Sumant Tambe (17) [Avatar] Offline
#1
I thought the memoize_helper template is too complicated and might detract the readers from considering/using memoization. There're alternative simpler implementations of the idea. What do you think of http://cpptruths.blogspot.com/2012/01/general-purpose-automatic-memoization.html
Ivan Cukic (99) [Avatar] Offline
#2
Hi Sumant,

Thanks for the link. I'll be putting it in the 'futher reading' section as the alternative implementation.

While it does make some things simpler, I'm not very fond of using `std::function` and static maps for this.
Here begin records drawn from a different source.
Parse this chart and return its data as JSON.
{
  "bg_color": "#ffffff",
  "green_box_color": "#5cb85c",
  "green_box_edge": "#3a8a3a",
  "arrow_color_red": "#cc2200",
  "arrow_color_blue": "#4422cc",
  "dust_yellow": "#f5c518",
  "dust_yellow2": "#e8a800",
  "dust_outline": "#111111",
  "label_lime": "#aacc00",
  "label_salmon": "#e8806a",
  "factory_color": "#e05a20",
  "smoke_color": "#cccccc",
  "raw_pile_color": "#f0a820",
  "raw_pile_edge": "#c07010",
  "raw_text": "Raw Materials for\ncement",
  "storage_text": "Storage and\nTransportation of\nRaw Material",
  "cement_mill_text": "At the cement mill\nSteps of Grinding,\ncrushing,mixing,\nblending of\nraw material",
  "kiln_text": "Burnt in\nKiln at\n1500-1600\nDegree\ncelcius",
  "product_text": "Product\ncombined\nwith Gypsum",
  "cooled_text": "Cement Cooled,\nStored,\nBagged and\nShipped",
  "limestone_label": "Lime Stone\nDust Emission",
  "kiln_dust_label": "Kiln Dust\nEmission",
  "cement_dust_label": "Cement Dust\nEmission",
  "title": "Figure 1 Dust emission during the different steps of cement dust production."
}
The reason why I went for the solution presented in the book is that it uses only the things I covered in the book before - function objects, thread-safe const call operator, etc.

Cheers,
Ivan

p.s. Cool idea adding the Cache::RECLAIM. smilie
Sumant Tambe (17) [Avatar] Offline
#3
At the risk of annoying you, I want to mention that the approach can be simplified that does not use std::function or static maps. The new approach still depends on static state that is well encapsulated. On the plus side, the implementation fits in 20 lines code. Here's live code: https://wandbox.org/permlink/3Qu57z15xMBRVijR

Thoughts?
Ivan Cukic (99) [Avatar] Offline
#4
> At the risk of annoying you

No risk of that - I love useful contributions. If KDE users were as helpful when reporting bugs, my life would be much better smilie

> I want to mention that the approach can be
> simplified that does not use std::function or static maps.

I like this one much better than the previous solution.

As far as the implementation goes, I would make the call operator `const`. Memoization is an implementation detail, and the absence of `const` hints that something is being mutated while it should not - fib is a pure function. This would also need the recursive mutex to guard the changes.

The reason I am not fond of the `static` part is that it reuqires manual memory management. Namely, the user of the function needs to remember to call the `STATIC_MEMOIZER_CLEAR`. The non-static version clears up the cache as soon as the function object gets destroyed.

Now, I'm not saying that static cache does not have its advantages, and that I would not use it in my own code to have a greater control over the cache, but I'm trying to advocate safety before control.

Can you add this solution to your blog post for completeness? I think it is quite beneficial as the "further reading".